Lately, here’s the ad I feel like I see most of these days for the last couple of weeks:

Here again, another mass media campaign. This one directed to the very same people the retro campaign targeted so many years ago (folks like me!). However, the muscle that makes this spot work leverages the interpersonal relationship that happens each morning in my car with my kids.

I’ll admit it: my car seems this way as we get on the road in the mornings. But the greater point of this ad is to leverage parent power with the control in your hand: a key in the ignition. While the original campaign enjoyed success, the evidence suggests there was still work to be done. As a former anchor/reporter, I read countless stories where someone died as a result of not wearing a seatbelt in a crash. Nowadays, the social custom is for kids to hop in a car with a device and forgo a seatbelt.  This new “Seat Belt Safety” campaign aims to address the high number of American children who died as part of vehicle crashes and were unrestrained at the time of their death.

Because the “You Could Learn A Lot From A Dummy” campaign resonated with me as a child, I would consider myself an early adopter of the new “Seat Belt Safety” campaign. Unlike the precursor campaign, the mass media extends beyond just radio and television. New media technologies like websites, social media and Youtube play prominently in the diffusion of the innovation of Round Two of the campaign.

Honestly, my kids know no other way other than to buckle up when they hop in the car. However, this spot does provide the opportunity for me to have a conversation with my kids about the message.

Their awareness of the need to buckle up in mommy’s car was already there, but I believe this campaign offers them the chance to adopt or reject this innovation for themselves.
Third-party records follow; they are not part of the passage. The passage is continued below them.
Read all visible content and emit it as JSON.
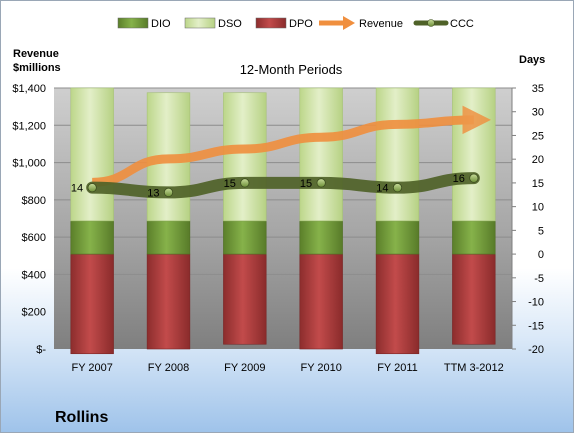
{
  "chart_data": {
    "type": "bar",
    "title": "12-Month Periods",
    "company": "Rollins",
    "y_left_label_line1": "Revenue",
    "y_left_label_line2": "$millions",
    "y_right_label": "Days",
    "categories": [
      "FY 2007",
      "FY 2008",
      "FY 2009",
      "FY 2010",
      "FY 2011",
      "TTM 3-2012"
    ],
    "ylim_left": [
      0,
      1400
    ],
    "ylim_right": [
      -20,
      35
    ],
    "left_ticks": [
      0,
      200,
      400,
      600,
      800,
      1000,
      1200,
      1400
    ],
    "left_tick_labels": [
      "$-",
      "$200",
      "$400",
      "$600",
      "$800",
      "$1,000",
      "$1,200",
      "$1,400"
    ],
    "right_ticks": [
      -20,
      -15,
      -10,
      -5,
      0,
      5,
      10,
      15,
      20,
      25,
      30,
      35
    ],
    "right_tick_labels": [
      "-20",
      "-15",
      "-10",
      "-5",
      "0",
      "5",
      "10",
      "15",
      "20",
      "25",
      "30",
      "35"
    ],
    "grid": true,
    "legend_position": "top",
    "series": [
      {
        "name": "DIO",
        "axis": "right",
        "color": "#6f9a35",
        "values": [
          7,
          7,
          7,
          7,
          7,
          7
        ]
      },
      {
        "name": "DSO",
        "axis": "right",
        "color": "#d0e4a6",
        "values": [
          28,
          27,
          27,
          28,
          28,
          28
        ]
      },
      {
        "name": "DPO",
        "axis": "right",
        "color": "#a5393a",
        "values": [
          21,
          20,
          19,
          20,
          21,
          19
        ]
      },
      {
        "name": "Revenue",
        "axis": "left",
        "color": "#f08f3e",
        "values": [
          894,
          1020,
          1073,
          1136,
          1205,
          1229
        ]
      },
      {
        "name": "CCC",
        "axis": "right",
        "color": "#4f6228",
        "values": [
          14,
          13,
          15,
          15,
          14,
          16
        ]
      }
    ],
    "ccc_labels": [
      "14",
      "13",
      "15",
      "15",
      "14",
      "16"
    ]
  }
}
Recognizing that their behavior motivates me to action, my one child who just a few months ago, relished the idea of being the last to buckle up, is now the first.

Innovation: adopted.

Final Thoughts.

These two campaigns clearly demonstrate the strategy behind the communications effort as the issue to increase seatbelt usage has been part of the national dialogue for nearly thirty years. The first campaign was lauded for the increase in seat belt usage and even garnered awards.

The current campaign is an example of the Diffusion of Innovation as the key message  of the original effort was refined, or diffused, over the years. There are few metrics (beyond outputs) to measure the effectiveness of the new “Seat Belt Safety” campaign at this time.

While the tipping point for me (and my family) was reached years ago, the journey is apparently not over for the current population. Buckle up; it could be a long ride until we get there.

Which campaign motivated your behavior change: Modern or Retro?